Converting .docx to pdf (or .doc to pdf, or .doc to odt, etc.) with libreoffice on a webserver on the fly using php
- by robertphyatt
Ok, so I needed to convert .docx files to .pdf files on the fly, but none of the free php libraries that were available let me do it on my server (a webservice was not good enough).
Basically either I needed to pay for a library (and have it maybe suck) or just deal with the free ones that didn't convert the formatting well enough.
Not good enough!
I found that LibreOffice (OpenOffice's successor) allows command line conversion using the LibreOffice conversion engine (which DID preserve the formatting like I wanted and generally worked great).

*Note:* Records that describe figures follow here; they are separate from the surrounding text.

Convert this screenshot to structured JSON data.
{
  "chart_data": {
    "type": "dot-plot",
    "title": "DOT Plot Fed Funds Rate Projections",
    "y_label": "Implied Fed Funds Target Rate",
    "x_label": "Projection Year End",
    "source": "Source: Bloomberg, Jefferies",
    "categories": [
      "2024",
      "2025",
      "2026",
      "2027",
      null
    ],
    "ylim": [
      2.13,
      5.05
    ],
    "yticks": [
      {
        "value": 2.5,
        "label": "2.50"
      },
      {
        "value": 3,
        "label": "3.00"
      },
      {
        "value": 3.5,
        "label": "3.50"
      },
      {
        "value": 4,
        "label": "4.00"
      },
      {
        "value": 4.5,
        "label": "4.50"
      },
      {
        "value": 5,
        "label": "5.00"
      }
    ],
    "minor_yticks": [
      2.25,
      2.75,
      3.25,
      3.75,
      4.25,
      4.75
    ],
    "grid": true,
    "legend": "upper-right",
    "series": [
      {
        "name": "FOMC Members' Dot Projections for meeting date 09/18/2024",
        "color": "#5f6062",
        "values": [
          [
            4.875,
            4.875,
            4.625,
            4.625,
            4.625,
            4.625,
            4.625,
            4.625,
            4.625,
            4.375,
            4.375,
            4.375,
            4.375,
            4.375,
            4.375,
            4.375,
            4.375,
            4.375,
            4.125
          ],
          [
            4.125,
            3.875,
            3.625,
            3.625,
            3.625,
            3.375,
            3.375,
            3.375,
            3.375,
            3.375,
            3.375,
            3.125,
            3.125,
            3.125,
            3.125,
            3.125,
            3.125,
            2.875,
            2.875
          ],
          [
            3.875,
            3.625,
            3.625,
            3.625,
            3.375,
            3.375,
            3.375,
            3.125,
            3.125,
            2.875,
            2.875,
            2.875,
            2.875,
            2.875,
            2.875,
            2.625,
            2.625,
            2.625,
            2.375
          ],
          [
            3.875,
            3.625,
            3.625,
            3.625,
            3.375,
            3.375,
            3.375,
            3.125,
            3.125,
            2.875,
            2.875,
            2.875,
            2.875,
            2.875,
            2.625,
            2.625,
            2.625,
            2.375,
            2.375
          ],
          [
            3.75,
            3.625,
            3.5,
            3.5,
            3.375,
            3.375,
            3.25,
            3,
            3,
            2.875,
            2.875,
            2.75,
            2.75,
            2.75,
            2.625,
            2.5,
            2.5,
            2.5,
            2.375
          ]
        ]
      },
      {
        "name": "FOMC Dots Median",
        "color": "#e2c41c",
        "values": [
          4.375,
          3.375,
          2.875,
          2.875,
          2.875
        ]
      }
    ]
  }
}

I loaded the latest version of Ubuntu (http://www.ubuntu.com/download/ubuntu/download) onto my Virtual Box (https://www.virtualbox.org/wiki/Downloads) on my computer and found that I was able to easily convert files using the commandline like this:
libreoffice --headless -convert-to pdf fileToConvert.docx -outdir output/path/for/pdf
I thought: sweet...but I don't have admin rights on my host's web server. I tried to use a "portable" version of LibreOffice that I obtained from http://portablelinuxapps.org/ but I was unable to get it to work on my host's webserver, because my host's webserver didn't have all the dependencies (Dependency Hell! http://en.wikipedia.org/wiki/Dependency_hell)

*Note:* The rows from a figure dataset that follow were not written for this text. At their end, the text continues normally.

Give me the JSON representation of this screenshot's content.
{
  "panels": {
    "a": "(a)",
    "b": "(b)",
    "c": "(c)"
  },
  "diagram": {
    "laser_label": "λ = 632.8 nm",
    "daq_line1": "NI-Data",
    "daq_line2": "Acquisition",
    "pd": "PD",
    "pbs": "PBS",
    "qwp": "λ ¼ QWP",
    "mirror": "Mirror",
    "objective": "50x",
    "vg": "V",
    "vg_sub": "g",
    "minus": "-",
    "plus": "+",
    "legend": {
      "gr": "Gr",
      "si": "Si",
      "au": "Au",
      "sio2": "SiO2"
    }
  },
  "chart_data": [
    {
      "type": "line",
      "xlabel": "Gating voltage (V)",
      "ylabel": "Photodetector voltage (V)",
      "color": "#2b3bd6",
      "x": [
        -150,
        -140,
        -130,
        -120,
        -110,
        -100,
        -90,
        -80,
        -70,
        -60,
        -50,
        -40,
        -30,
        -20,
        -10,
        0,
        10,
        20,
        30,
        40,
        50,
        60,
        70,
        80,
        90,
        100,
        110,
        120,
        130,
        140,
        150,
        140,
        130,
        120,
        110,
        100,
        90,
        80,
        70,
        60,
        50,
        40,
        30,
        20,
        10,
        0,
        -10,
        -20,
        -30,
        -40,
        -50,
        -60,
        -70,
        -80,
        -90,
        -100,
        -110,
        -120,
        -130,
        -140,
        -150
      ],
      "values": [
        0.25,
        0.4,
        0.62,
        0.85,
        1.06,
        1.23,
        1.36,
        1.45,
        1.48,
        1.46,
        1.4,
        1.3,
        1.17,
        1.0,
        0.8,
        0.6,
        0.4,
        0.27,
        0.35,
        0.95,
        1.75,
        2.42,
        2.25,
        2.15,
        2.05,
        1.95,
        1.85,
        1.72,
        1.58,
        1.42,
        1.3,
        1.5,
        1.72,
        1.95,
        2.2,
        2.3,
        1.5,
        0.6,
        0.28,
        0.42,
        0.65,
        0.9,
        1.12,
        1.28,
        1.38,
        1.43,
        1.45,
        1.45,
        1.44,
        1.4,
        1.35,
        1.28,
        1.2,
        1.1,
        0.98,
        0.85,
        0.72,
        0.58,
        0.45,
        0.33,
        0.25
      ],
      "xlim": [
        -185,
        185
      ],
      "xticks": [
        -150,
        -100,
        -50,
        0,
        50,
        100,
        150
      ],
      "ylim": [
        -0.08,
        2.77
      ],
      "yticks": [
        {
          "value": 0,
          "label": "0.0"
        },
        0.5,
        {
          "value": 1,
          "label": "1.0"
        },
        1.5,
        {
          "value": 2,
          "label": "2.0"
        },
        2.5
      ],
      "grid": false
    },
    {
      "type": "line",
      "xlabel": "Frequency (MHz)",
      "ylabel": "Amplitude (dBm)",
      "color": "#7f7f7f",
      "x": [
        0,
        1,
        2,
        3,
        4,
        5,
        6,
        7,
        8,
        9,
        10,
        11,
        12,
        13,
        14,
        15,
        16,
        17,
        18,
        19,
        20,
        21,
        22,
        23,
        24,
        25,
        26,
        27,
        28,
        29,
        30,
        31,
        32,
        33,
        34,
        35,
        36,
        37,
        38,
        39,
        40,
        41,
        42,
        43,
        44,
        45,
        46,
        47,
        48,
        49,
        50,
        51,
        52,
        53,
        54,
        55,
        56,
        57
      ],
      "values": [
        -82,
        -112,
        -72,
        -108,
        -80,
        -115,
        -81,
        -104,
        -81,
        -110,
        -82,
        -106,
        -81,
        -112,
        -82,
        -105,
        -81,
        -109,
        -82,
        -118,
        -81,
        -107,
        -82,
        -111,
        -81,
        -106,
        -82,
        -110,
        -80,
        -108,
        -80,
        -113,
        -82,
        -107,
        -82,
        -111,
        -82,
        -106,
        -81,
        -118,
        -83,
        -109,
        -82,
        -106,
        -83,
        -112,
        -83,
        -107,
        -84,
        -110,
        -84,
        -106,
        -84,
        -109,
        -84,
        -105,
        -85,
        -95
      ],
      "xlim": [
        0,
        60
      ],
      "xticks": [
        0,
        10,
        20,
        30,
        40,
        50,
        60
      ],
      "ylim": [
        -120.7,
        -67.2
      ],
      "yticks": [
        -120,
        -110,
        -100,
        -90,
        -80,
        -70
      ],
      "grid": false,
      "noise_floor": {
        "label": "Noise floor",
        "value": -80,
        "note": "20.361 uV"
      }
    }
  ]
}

I was at a loss of how to make it work, until I ran across a cool project made by a Ph.D. student (Philip J. Guo) at Stanford called CDE: http://www.stanford.edu/~pgbovine/cde.html
I will let you look at his explanations of how it works (I followed what he did in http://www.youtube.com/watch?feature=player_embedded&v=6XdwHo1BWwY, starting at about 32:00 as well as the directions on his site), but in short, it allows one to avoid dependency hell by copying all the files used when you run certain commands, recreating the linux environment where the command worked. I was able to use this to run LibreOffice without having to resort to someone's portable version of it, and it worked just like it did when I did it on Ubuntu with the command above, with a tweak: I needed to run the wrapper of LibreOffice the CDE generated.

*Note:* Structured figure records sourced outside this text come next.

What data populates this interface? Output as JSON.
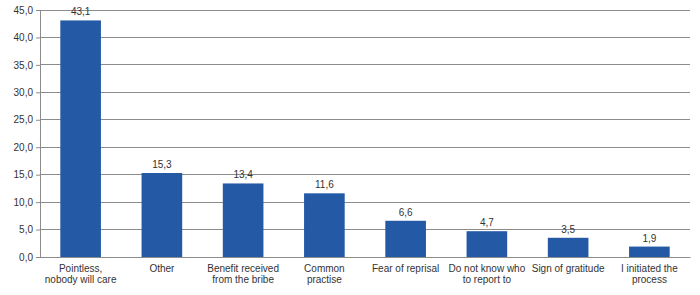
{
  "chart_data": {
    "type": "bar",
    "categories": [
      "Pointless, nobody will care",
      "Other",
      "Benefit received from the bribe",
      "Common practise",
      "Fear of reprisal",
      "Do not know who to report to",
      "Sign of gratitude",
      "I initiated the process"
    ],
    "values": [
      43.1,
      15.3,
      13.4,
      11.6,
      6.6,
      4.7,
      3.5,
      1.9
    ],
    "value_labels": [
      "43,1",
      "15,3",
      "13,4",
      "11,6",
      "6,6",
      "4,7",
      "3,5",
      "1,9"
    ],
    "color": "#2359a5",
    "ylim": [
      0,
      45
    ],
    "yticks": [
      {
        "value": 0,
        "label": "0,0"
      },
      {
        "value": 5,
        "label": "5,0"
      },
      {
        "value": 10,
        "label": "10,0"
      },
      {
        "value": 15,
        "label": "15,0"
      },
      {
        "value": 20,
        "label": "20,0"
      },
      {
        "value": 25,
        "label": "25,0"
      },
      {
        "value": 30,
        "label": "30,0"
      },
      {
        "value": 35,
        "label": "35,0"
      },
      {
        "value": 40,
        "label": "40,0"
      },
      {
        "value": 45,
        "label": "45,0"
      }
    ],
    "grid": true,
    "data_labels": true
  }
}
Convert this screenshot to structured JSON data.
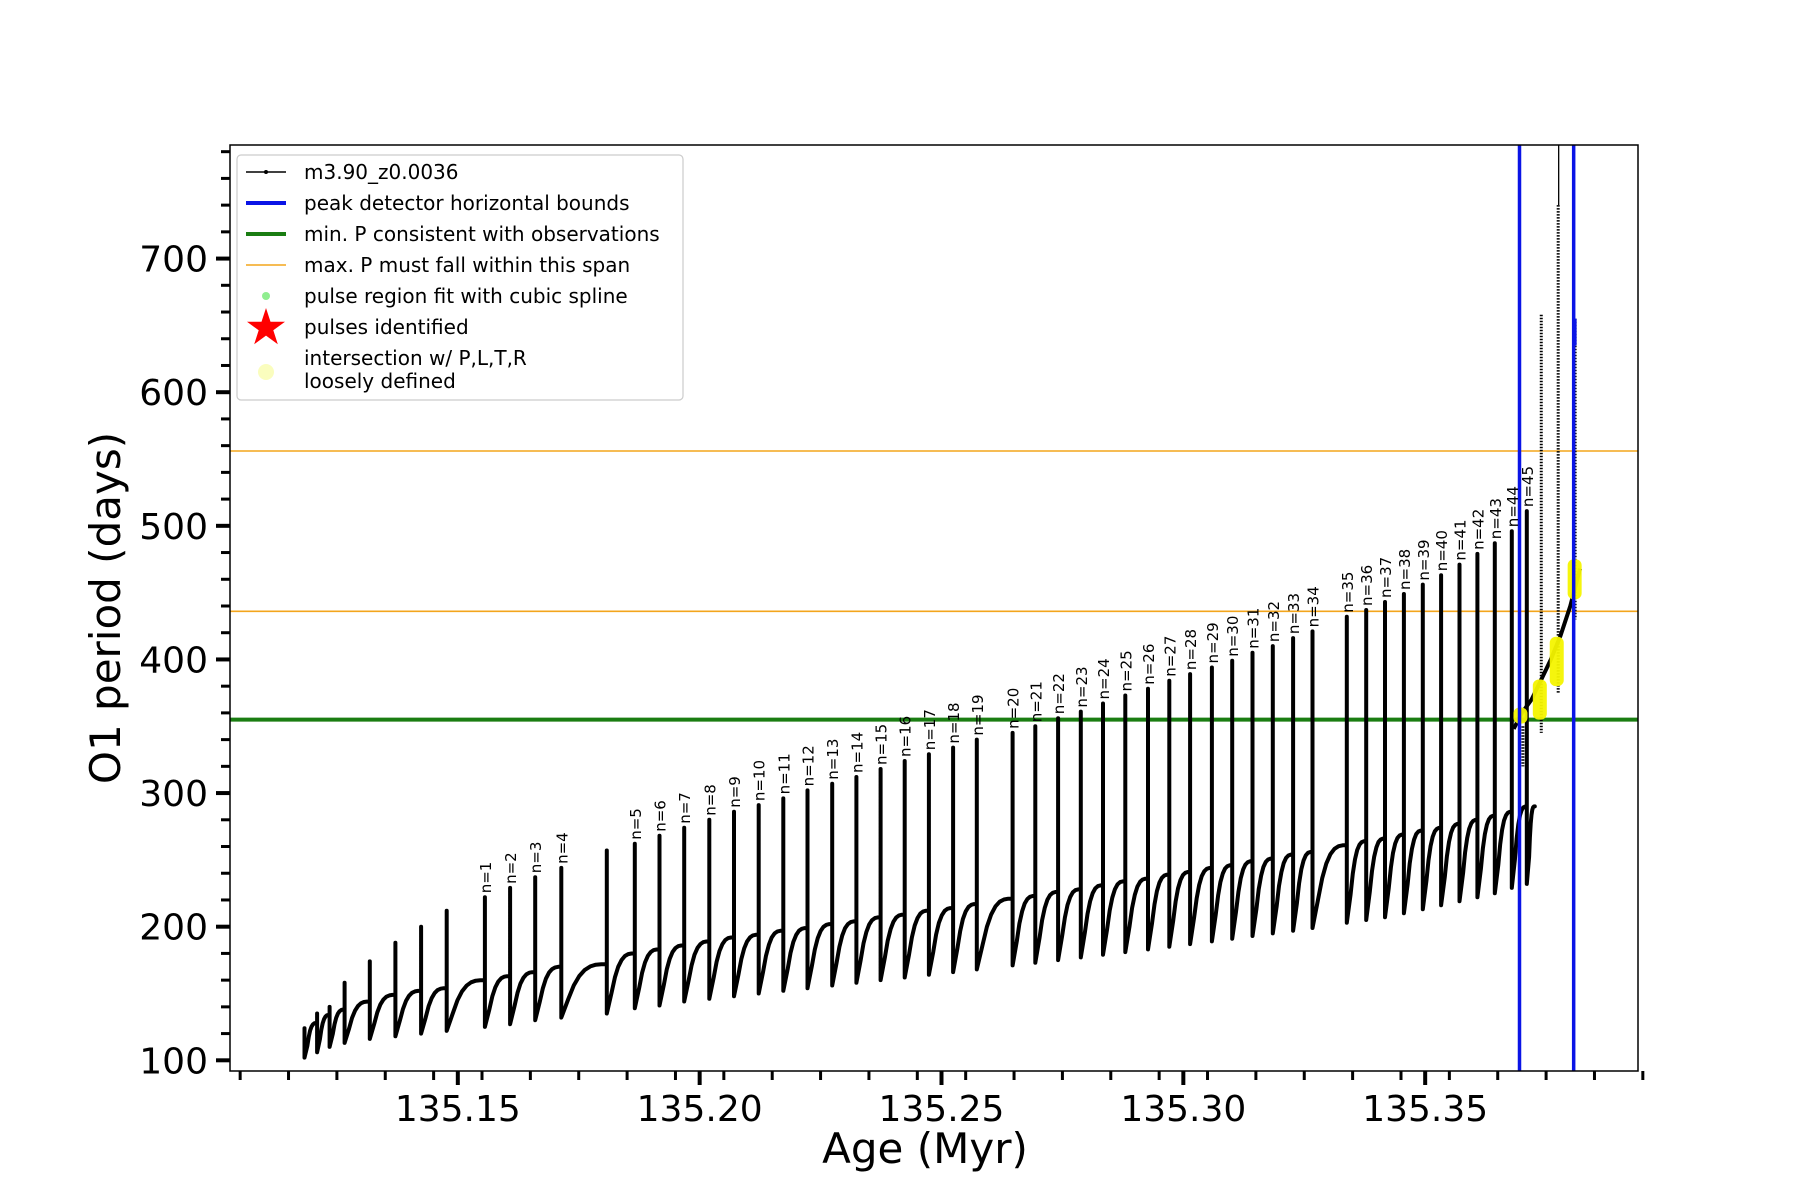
{
  "chart_data": {
    "type": "line",
    "xlabel": "Age (Myr)",
    "ylabel": "O1 period (days)",
    "xlim": [
      135.1029,
      135.394
    ],
    "ylim": [
      92,
      785
    ],
    "xticks": [
      "135.15",
      "135.20",
      "135.25",
      "135.30",
      "135.35"
    ],
    "xtick_values": [
      135.15,
      135.2,
      135.25,
      135.3,
      135.35
    ],
    "yticks": [
      "100",
      "200",
      "300",
      "400",
      "500",
      "600",
      "700"
    ],
    "ytick_values": [
      100,
      200,
      300,
      400,
      500,
      600,
      700
    ],
    "grid": false,
    "legend_placement": "top-left",
    "legend": [
      {
        "label": "m3.90_z0.0036",
        "kind": "line-with-markers",
        "color": "#000000"
      },
      {
        "label": "peak detector horizontal bounds",
        "kind": "thick-line",
        "color": "#0a14e6"
      },
      {
        "label": "min. P consistent with observations",
        "kind": "thick-line",
        "color": "#1a7d12"
      },
      {
        "label": "max. P must fall within this span",
        "kind": "thin-line",
        "color": "#f3a51c"
      },
      {
        "label": "pulse region fit with cubic spline",
        "kind": "dot",
        "color": "#90ee90"
      },
      {
        "label": "pulses identified",
        "kind": "star",
        "color": "#ff0000"
      },
      {
        "label": "intersection w/ P,L,T,R",
        "label2": "loosely defined",
        "kind": "dot-large",
        "color": "#fafdbe"
      }
    ],
    "hlines": [
      {
        "name": "min. P consistent with observations",
        "y": 355,
        "color": "#1a7d12"
      },
      {
        "name": "max. P must fall within this span",
        "y": 436,
        "color": "#f3a51c"
      },
      {
        "name": "max. P must fall within this span",
        "y": 556,
        "color": "#f3a51c"
      }
    ],
    "vlines": [
      {
        "name": "peak detector horizontal bounds",
        "x": 135.3695,
        "color": "#0a14e6"
      },
      {
        "name": "peak detector horizontal bounds",
        "x": 135.3807,
        "color": "#0a14e6"
      }
    ],
    "pulses": {
      "n": [
        1,
        2,
        3,
        4,
        5,
        6,
        7,
        8,
        9,
        10,
        11,
        12,
        13,
        14,
        15,
        16,
        17,
        18,
        19,
        20,
        21,
        22,
        23,
        24,
        25,
        26,
        27,
        28,
        29,
        30,
        31,
        32,
        33,
        34,
        35,
        36,
        37,
        38,
        39,
        40,
        41,
        42,
        43,
        44,
        45
      ],
      "labels": [
        "n=1",
        "n=2",
        "n=3",
        "n=4",
        "n=5",
        "n=6",
        "n=7",
        "n=8",
        "n=9",
        "n=10",
        "n=11",
        "n=12",
        "n=13",
        "n=14",
        "n=15",
        "n=16",
        "n=17",
        "n=18",
        "n=19",
        "n=20",
        "n=21",
        "n=22",
        "n=23",
        "n=24",
        "n=25",
        "n=26",
        "n=27",
        "n=28",
        "n=29",
        "n=30",
        "n=31",
        "n=32",
        "n=33",
        "n=34",
        "n=35",
        "n=36",
        "n=37",
        "n=38",
        "n=39",
        "n=40",
        "n=41",
        "n=42",
        "n=43",
        "n=44",
        "n=45"
      ],
      "age": [
        135.1556,
        135.1608,
        135.166,
        135.1714,
        135.1866,
        135.1917,
        135.1968,
        135.202,
        135.2071,
        135.2122,
        135.2173,
        135.2223,
        135.2274,
        135.2324,
        135.2374,
        135.2424,
        135.2474,
        135.2524,
        135.2573,
        135.2647,
        135.2694,
        135.2741,
        135.2788,
        135.2834,
        135.288,
        135.2927,
        135.2971,
        135.3014,
        135.3059,
        135.3101,
        135.3143,
        135.3185,
        135.3227,
        135.3267,
        135.3338,
        135.3378,
        135.3417,
        135.3456,
        135.3495,
        135.3533,
        135.3571,
        135.3608,
        135.3644,
        135.3679,
        135.371
      ],
      "peak_period": [
        222,
        229,
        237,
        244,
        262,
        268,
        274,
        280,
        286,
        291,
        296,
        302,
        307,
        312,
        318,
        324,
        329,
        334,
        340,
        345,
        350,
        356,
        361,
        367,
        373,
        378,
        384,
        389,
        394,
        399,
        405,
        410,
        416,
        421,
        432,
        437,
        443,
        449,
        456,
        463,
        471,
        479,
        487,
        496,
        511
      ],
      "base_period": [
        160,
        163,
        166,
        170,
        180,
        183,
        186,
        189,
        192,
        194,
        197,
        199,
        202,
        204,
        207,
        209,
        212,
        214,
        217,
        221,
        223,
        226,
        228,
        231,
        234,
        236,
        239,
        241,
        244,
        246,
        249,
        251,
        254,
        256,
        261,
        264,
        266,
        269,
        272,
        274,
        277,
        280,
        283,
        286,
        290
      ],
      "trough_period": [
        125,
        127,
        130,
        132,
        139,
        141,
        144,
        146,
        148,
        150,
        152,
        154,
        156,
        158,
        160,
        162,
        164,
        166,
        168,
        171,
        173,
        175,
        177,
        179,
        181,
        183,
        185,
        187,
        189,
        191,
        193,
        195,
        197,
        199,
        203,
        205,
        207,
        210,
        213,
        216,
        219,
        222,
        225,
        229,
        232
      ]
    },
    "early_flashes": {
      "age": [
        135.1183,
        135.1209,
        135.1235,
        135.1266,
        135.1318,
        135.1371,
        135.1424,
        135.1477,
        135.1808
      ],
      "peak_period": [
        124,
        135,
        140,
        158,
        174,
        188,
        200,
        212,
        257
      ],
      "base_period": [
        116,
        128,
        134,
        138,
        144,
        149,
        152,
        154,
        172
      ],
      "trough_period": [
        102,
        106,
        110,
        113,
        116,
        118,
        120,
        122,
        135
      ]
    },
    "late_curve": {
      "age": [
        135.3683,
        135.37,
        135.372,
        135.374,
        135.376,
        135.378,
        135.38,
        135.382
      ],
      "period": [
        348,
        360,
        370,
        385,
        400,
        418,
        440,
        468
      ],
      "spikes": [
        {
          "age": 135.3702,
          "low": 320,
          "high": 350
        },
        {
          "age": 135.374,
          "low": 345,
          "high": 658
        },
        {
          "age": 135.3775,
          "low": 375,
          "high": 740
        },
        {
          "age": 135.381,
          "low": 430,
          "high": 655
        }
      ]
    },
    "intersection_regions": [
      {
        "age": 135.3697,
        "low": 352,
        "high": 364
      },
      {
        "age": 135.3737,
        "low": 355,
        "high": 385
      },
      {
        "age": 135.3772,
        "low": 380,
        "high": 417
      },
      {
        "age": 135.3809,
        "low": 445,
        "high": 475
      }
    ]
  }
}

So, below is my PHP code that calls it. In this code snippet, the filename to be copied is passed in as $_POST["filename"]. I copy the file to the same spot where I originally converted the file, convert it, copy it back and then delete all the files (so that it doesn't start growing exponentially).
I did it this way because I wasn't able to make it work otherwise on the webserver. If there is a linux + webserver ninja out there that can figure out how to make it work without doing this, I would be interested to know what you did. Please post a comment or something if you did that.
<?php
//first copy the file to the magic place where we can convert it to a pdf on the fly
copy($time.$_POST["filename"], "../LibreOffice/cde-package/cde-root/home/robert/Desktop/".$_POST["filename"]);
//change to that directory
chdir('../LibreOffice/cde-package/cde-root/home/robert');
//the magic command that does the conversion
$myCommand = "./libreoffice.cde --headless -convert-to pdf Desktop/".$_POST["filename"]." -outdir Desktop/";
exec ($myCommand);
//copy the file back
copy("Desktop/".str_replace(".docx", ".pdf", $_POST["filename"]), "../../../../../documents/".str_replace(".docx", ".pdf", $_POST["filename"]));
//delete all the files out of the magic place where we can convert it to a pdf on the fly
$files1 = scandir('Desktop');
//my files that I generated all happened to start with a number.
$pattern = '/^[0-9]/';
foreach ($files1 as $value)
{
preg_match($pattern, $value, $matches);
if(count($matches) ?> 0)
{
unlink("Desktop/".$value);
}
}
//changing the header to the location of the file makes it work well on androids
header( 'Location: '.str_replace(".docx", ".pdf", $_POST["filename"]) );
?>
And here is the tar.gz file I generated I generated with CDE. To duplicate what I did exactly, put the tar.gz file in a folder somewhere. I will call that folder the "root". Make a new folder called "documents" in the "root" folder. Unpack the tar.gz and run the php script above from the "documents" folder.
Success! I made a truly portable version of LibreOffice that can convert files on the fly on a webserver using 100% free, open source software!